焦げた部分は体によくないから食べないようにと言い聞かされてこなかったでしょうか。
焦げた部分は発癌性物質が含まれているという理由から、このように焦げ目を避けることは皆さんの中でも常識となっていたと思います。
しかし、2011年に国立がん研究センターは「がんを防ぐための12か条」を実に30年ぶりに改訂しました。
日本人を対象とした疫学調査や現時点で科学的に妥当な研究方法で明らかとされる証拠をもとに改訂されました。
この改訂に伴い、従来あった「焦げた部分は避ける」の項目が無くなりました。
焦げた食べ物では癌にならないのか
そこで気になることといえば、従来の内容は誤りだったのかということです。
肉や魚にはアミノ酸が含まれているのですが、このアミノ酸に熱を加えることで、ヘテロサイクリックアミンという化合物が作られます。
ラットによる動物実験では焦げを食べさせ続けても癌にはならなかったそうですが、化学合成したヘテロサイクリックアミンを食べさせ続けた結果、癌になったことから12か条に含まれたそうです。
焦げた食べ物は食べていい?
上述した通り、肉や魚の焦げた部分には発がん性物質が含まれていますが、極めて少量です。
実験を行った研究者によると、焼き魚の皮や焼肉の焦げで発ガンするには秋刀魚なら2万匹も食べる必要があるそうです。これを計算してみると、3食焦げた秋刀魚を食べたとしても15年以上かかりそうです。
さらに人の細胞が焦げによって発ガンする可能性はラットの10分の1程度でしかないという実験結果もでているようです。
つまり、焦げた食べ物は発がん性物質を含んではいますが、極めて神経質に考える必要もないようです。
しかし、WHO(世界保健機関)およびIARC(国際がん研究機関)は2003・2004年時点で癌のリスクをあげるものとして上述しているヘテロサイクリックアミンを取り上げていることにも注意しておきたいです。
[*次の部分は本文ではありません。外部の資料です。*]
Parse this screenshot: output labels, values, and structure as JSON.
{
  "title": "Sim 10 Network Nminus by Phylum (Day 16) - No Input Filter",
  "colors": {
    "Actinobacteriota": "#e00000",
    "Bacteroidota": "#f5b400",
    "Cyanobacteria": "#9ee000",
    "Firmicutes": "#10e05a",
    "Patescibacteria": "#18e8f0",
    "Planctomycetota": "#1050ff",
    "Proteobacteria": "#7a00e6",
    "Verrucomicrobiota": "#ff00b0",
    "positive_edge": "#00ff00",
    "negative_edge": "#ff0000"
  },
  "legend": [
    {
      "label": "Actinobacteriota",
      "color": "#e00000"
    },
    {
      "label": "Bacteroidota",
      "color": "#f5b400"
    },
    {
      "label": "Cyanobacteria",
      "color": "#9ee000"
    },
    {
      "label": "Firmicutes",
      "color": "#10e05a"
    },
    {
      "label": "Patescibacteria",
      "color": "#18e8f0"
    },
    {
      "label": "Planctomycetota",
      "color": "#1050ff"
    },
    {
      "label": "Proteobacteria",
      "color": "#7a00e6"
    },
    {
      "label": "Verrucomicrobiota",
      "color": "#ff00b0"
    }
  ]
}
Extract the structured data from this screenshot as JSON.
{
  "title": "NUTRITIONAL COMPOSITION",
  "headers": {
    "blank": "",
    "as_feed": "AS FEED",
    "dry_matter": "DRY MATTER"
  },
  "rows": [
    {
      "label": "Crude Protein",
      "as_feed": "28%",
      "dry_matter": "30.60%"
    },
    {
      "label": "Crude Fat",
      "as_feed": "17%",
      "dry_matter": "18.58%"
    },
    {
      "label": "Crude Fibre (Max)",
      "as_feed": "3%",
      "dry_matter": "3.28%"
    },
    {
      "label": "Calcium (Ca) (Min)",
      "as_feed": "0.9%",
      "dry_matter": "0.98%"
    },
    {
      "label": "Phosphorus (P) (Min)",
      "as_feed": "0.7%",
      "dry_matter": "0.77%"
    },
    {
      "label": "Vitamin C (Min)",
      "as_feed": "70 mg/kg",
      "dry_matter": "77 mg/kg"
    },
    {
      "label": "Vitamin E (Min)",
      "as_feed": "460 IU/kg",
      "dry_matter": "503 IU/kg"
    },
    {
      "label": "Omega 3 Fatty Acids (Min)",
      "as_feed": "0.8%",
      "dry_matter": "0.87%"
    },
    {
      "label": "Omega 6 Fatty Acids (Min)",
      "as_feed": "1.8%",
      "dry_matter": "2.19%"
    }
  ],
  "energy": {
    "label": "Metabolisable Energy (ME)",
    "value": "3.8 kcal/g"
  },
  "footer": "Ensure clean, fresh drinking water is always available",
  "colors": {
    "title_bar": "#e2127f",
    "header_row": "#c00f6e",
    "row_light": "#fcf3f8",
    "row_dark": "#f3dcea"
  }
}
焦げについては故意に摂取することなく、気をつける程度に心がけていきましょう。
癌リスクを下げるにはバランスのよい食事を
焦げによる癌リスクについては、少ないながらも発がん性物質を含んでいたため無理に摂取することは避けるのが良いと考えました。
過剰摂取によって癌のリスクを上げる可能性のある成分などは報告されていますが、一方で、これを摂取すれば確実に癌リスクを下げるという単一の食品や栄養素は発見されていません。
このため、バランスよく食事を取ることがリスク分散の原則とされています。
食事は偏らずにバランスよくとること、塩分を摂りすぎないこと、そして野菜・果物不足にならないようにすること、飲食物を熱い状態でとらないことなど、癌リスクを下げる取り組みとして薦められています。
料理をする時にはバランスを考え、偏った食事にならないように注意していきましょう。